What advice would you give to others looking to go through the surrogacy process?

The most important thing for us is to get the best advice in this process. In that sense having a good agency is very important. Ours did not rise to the challenge and it made the process more complicated. It is crucial to have everything under control.

We would also recommend future parents to enjoy the journey. Some agencies don’t recommend, or even ban, the possibility of being in touch with the birth mother. In our case, meeting Mili and having her and all of her family is part of the gift. The same with the NICU nurses, other parents of premature babies sharing room with Gonzalo… It made the experience much more fruitful

As Gonzalo was born prematurely, what implications did that impose and how did you both get through

It is something that you think it will not happen to you. And it is obviously a very very complicated situation. When it happens in a foreign country, far away from your family and actually it implies economic consequences (the NICU was not covered by the insurance) it turns unbearable. But we took the opportunity. The challenge we faced made us connected to each other more than ever (even after 12 years together!). And we also think we appreciate the parenthood experience even more.

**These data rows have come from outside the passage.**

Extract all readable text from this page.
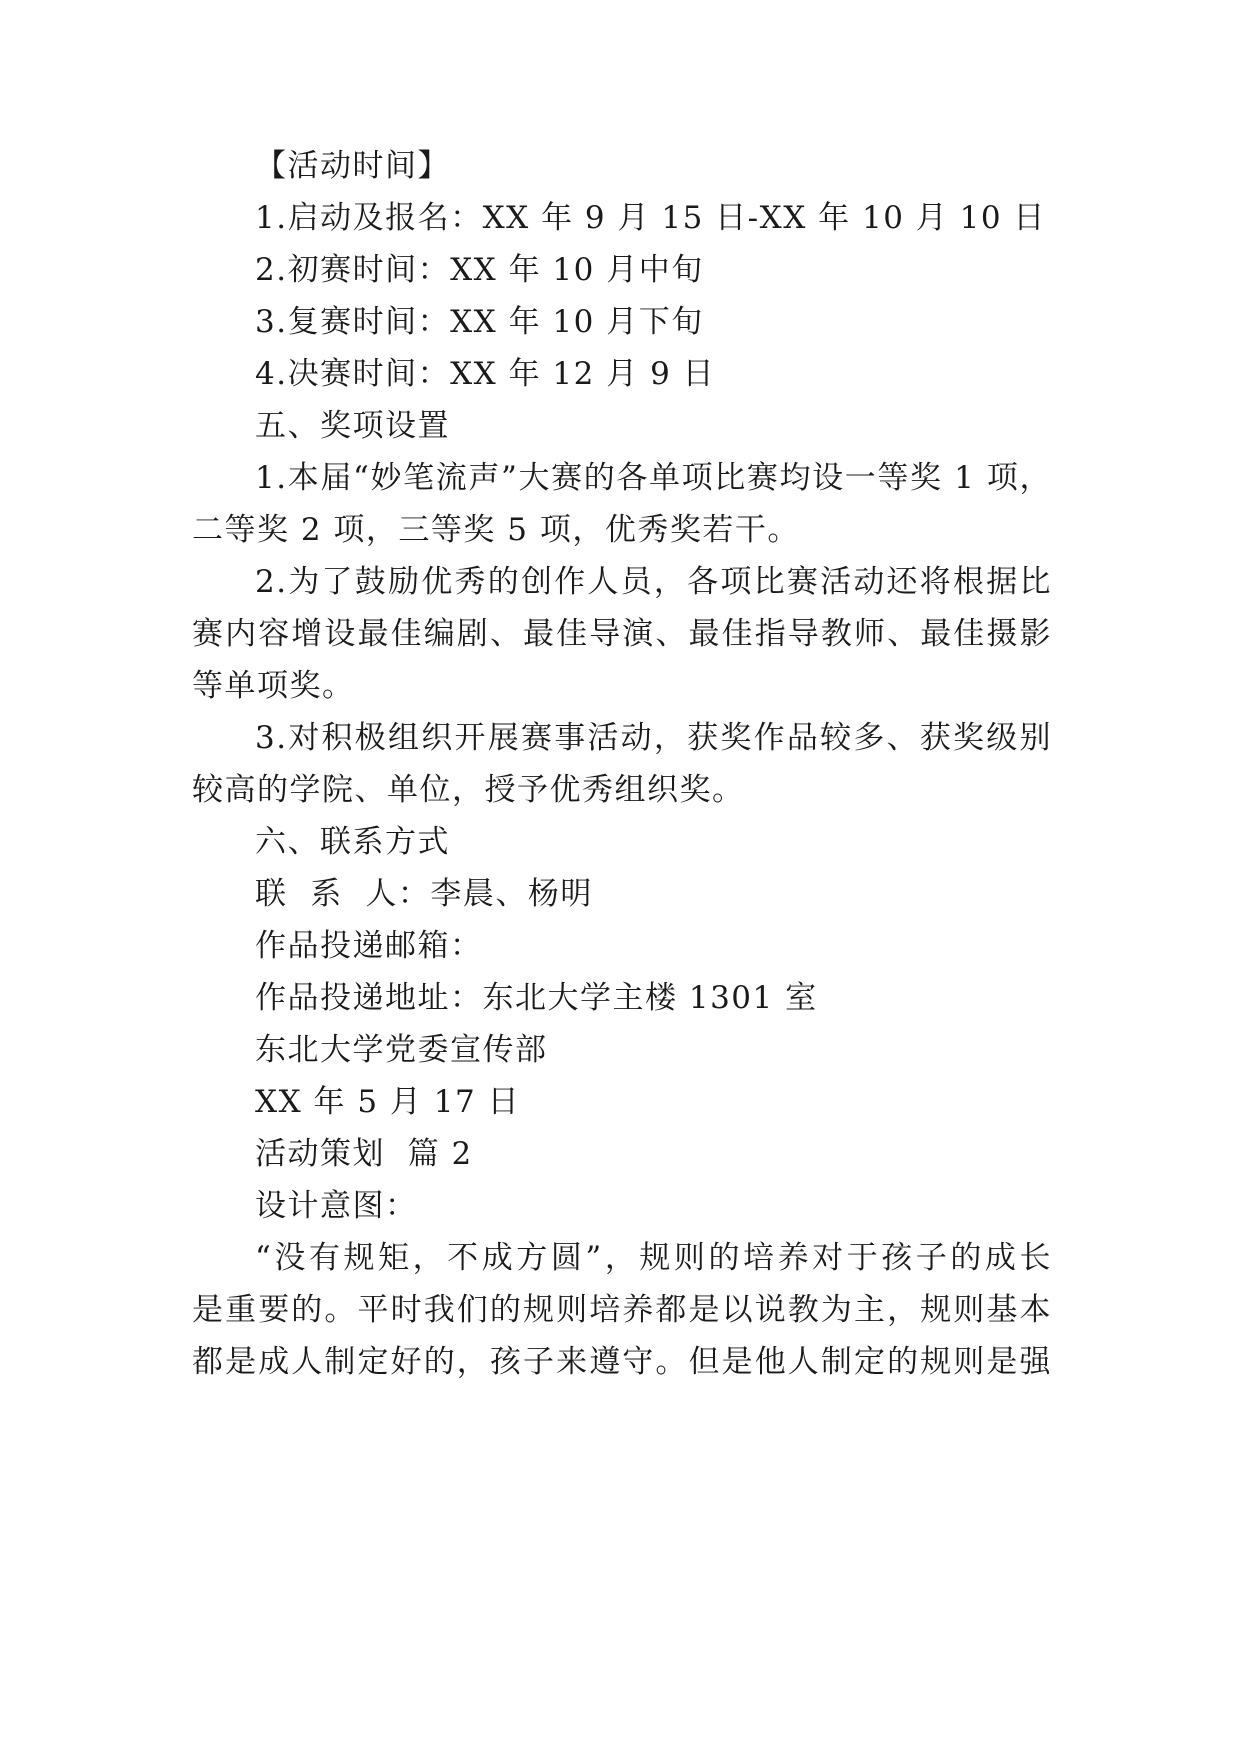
【活动时间】
1.启动及报名：XX 年 9 月 15 日-XX 年 10 月 10 日
2.初赛时间：XX 年 10 月中旬
3.复赛时间：XX 年 10 月下旬
4.决赛时间：XX 年 12 月 9 日
五、奖项设置
1.本届“妙笔流声”大赛的各单项比赛均设一等奖 1 项，
二等奖 2 项，三等奖 5 项，优秀奖若干。
2.为了鼓励优秀的创作人员，各项比赛活动还将根据比
赛内容增设最佳编剧、最佳导演、最佳指导教师、最佳摄影
等单项奖。
3.对积极组织开展赛事活动，获奖作品较多、获奖级别
较高的学院、单位，授予优秀组织奖。
六、联系方式
联  系  人：李晨、杨明
作品投递邮箱：
作品投递地址：东北大学主楼 1301 室
东北大学党委宣传部
XX 年 5 月 17 日
活动策划  篇 2
设计意图：
“没有规矩，不成方圆”，规则的培养对于孩子的成长
是重要的。平时我们的规则培养都是以说教为主，规则基本
都是成人制定好的，孩子来遵守。但是他人制定的规则是强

You've mentioned that you are both very focused on helping Gonzalo's development, but how do you do this?

From the very beginning, doctors told us that due to his prematurity Gonzalo would have aftermaths which could be mitigated or at least reduced by early stimulation. For this reason, we are focused on Gonzalo’s development. To do so, we attend weekly early stimulation lessons and put everything in practice at home. We also go once a week to baby swim, which has been very helpful. Fortunately (and we think it is because of these little efforts) Gonzalo is currently a healthy and strong 1 year old baby.

 

Living in Madrid and bringing up a little one there is a completely different lifestyle to one of the UK, what do your typical days look like?

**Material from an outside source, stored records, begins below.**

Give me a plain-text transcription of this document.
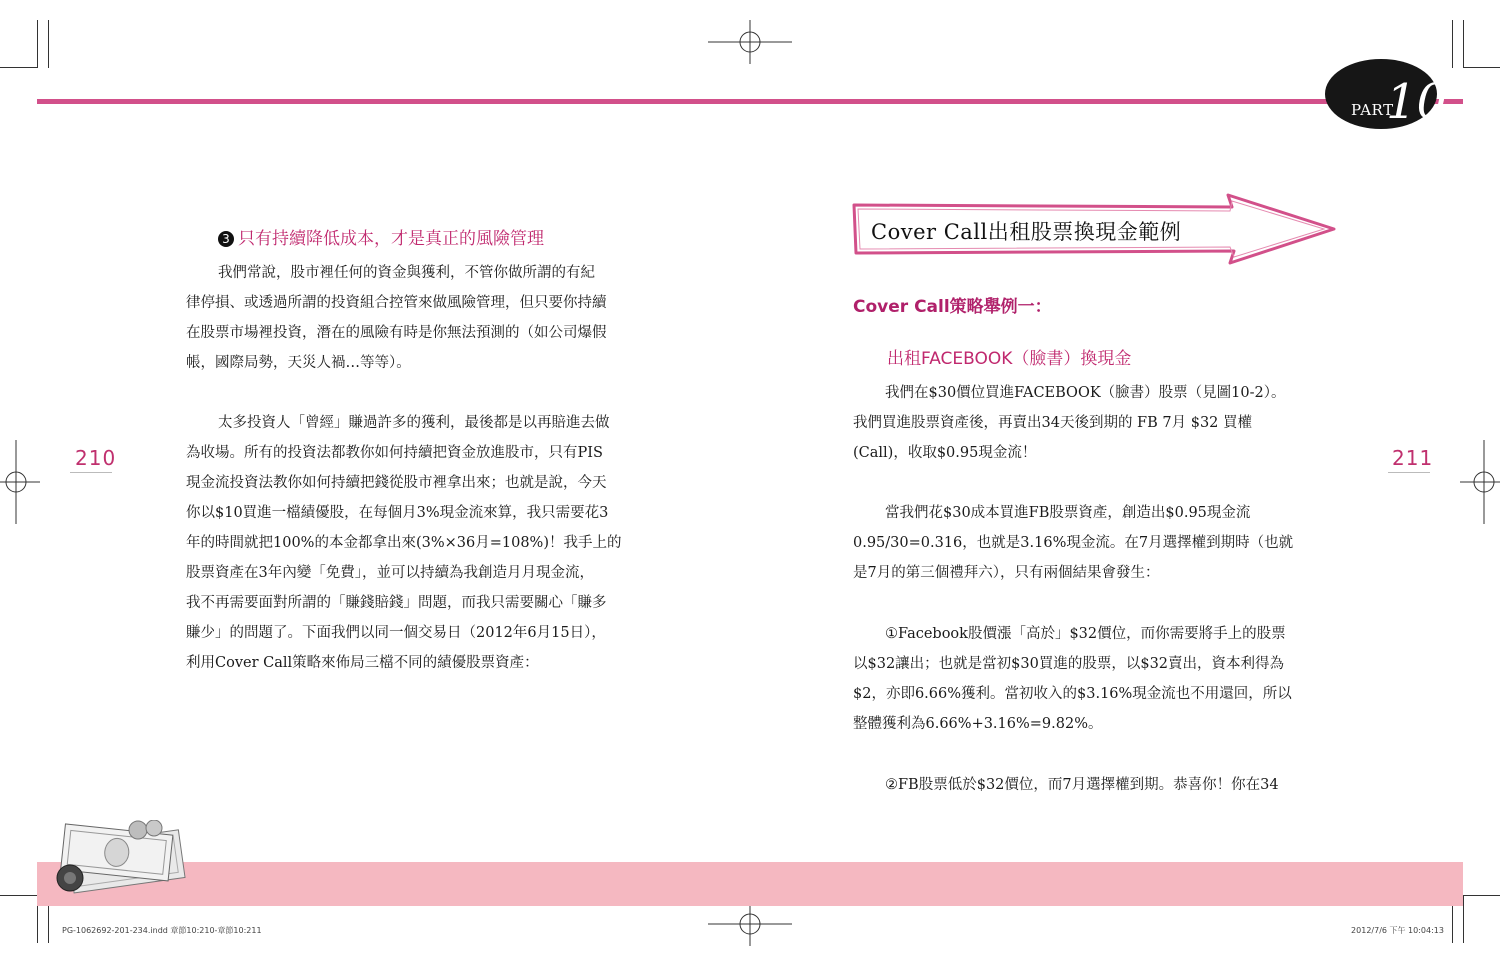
PART
10
210	211
3 只有持續降低成本，才是真正的風險管理

我們常說，股市裡任何的資金與獲利，不管你做所謂的有紀

律停損、或透過所謂的投資組合控管來做風險管理，但只要你持續

在股票市場裡投資，潛在的風險有時是你無法預測的（如公司爆假

帳，國際局勢，天災人禍…等等）。

太多投資人「曾經」賺過許多的獲利，最後都是以再賠進去做

為收場。所有的投資法都教你如何持續把資金放進股市，只有PIS

現金流投資法教你如何持續把錢從股市裡拿出來；也就是說，今天

你以$10買進一檔績優股，在每個月3%現金流來算，我只需要花3

年的時間就把100%的本金都拿出來(3%×36月=108%)！我手上的

股票資產在3年內變「免費」，並可以持續為我創造月月現金流，

我不再需要面對所謂的「賺錢賠錢」問題，而我只需要關心「賺多

賺少」的問題了。下面我們以同一個交易日（2012年6月15日），

利用Cover Call策略來佈局三檔不同的績優股票資產：

Cover Call出租股票換現金範例
Cover Call策略舉例一：
出租FACEBOOK（臉書）換現金

我們在$30價位買進FACEBOOK（臉書）股票（見圖10-2）。

我們買進股票資產後，再賣出34天後到期的 FB 7月 $32 買權

(Call)，收取$0.95現金流！

當我們花$30成本買進FB股票資產，創造出$0.95現金流

0.95/30=0.316，也就是3.16%現金流。在7月選擇權到期時（也就

是7月的第三個禮拜六），只有兩個結果會發生：

①Facebook股價漲「高於」$32價位，而你需要將手上的股票

以$32讓出；也就是當初$30買進的股票，以$32賣出，資本利得為

$2，亦即6.66%獲利。當初收入的$3.16%現金流也不用還回，所以

整體獲利為6.66%+3.16%=9.82%。

②FB股票低於$32價位，而7月選擇權到期。恭喜你！你在34

PG-1062692-201-234.indd 章節10:210-章節10:211	2012/7/6 下午 10:04:13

Our life is very normal. That is what we can say. Alberto (Computer programmer) works at home. In the Law firm I work I applied for work-time reduction. Consequently we spend a lot of time with Gonzalo. During the morning Gonzalo is with the Mancunian au pair who lives with us and the afternoons are our turn. We have walks in the area, go to the park, have a glass of wine before bath time… Everything very normal hahahaha.

How has becoming a father changed both yours and Alberto's lives?

Specially, parenthood changed our perspective. The priority is another, not yourself. Something similar happens with marriage, but more strongly. It is a cliché, but becoming parents of Gonzalo is the best thing we have ever done.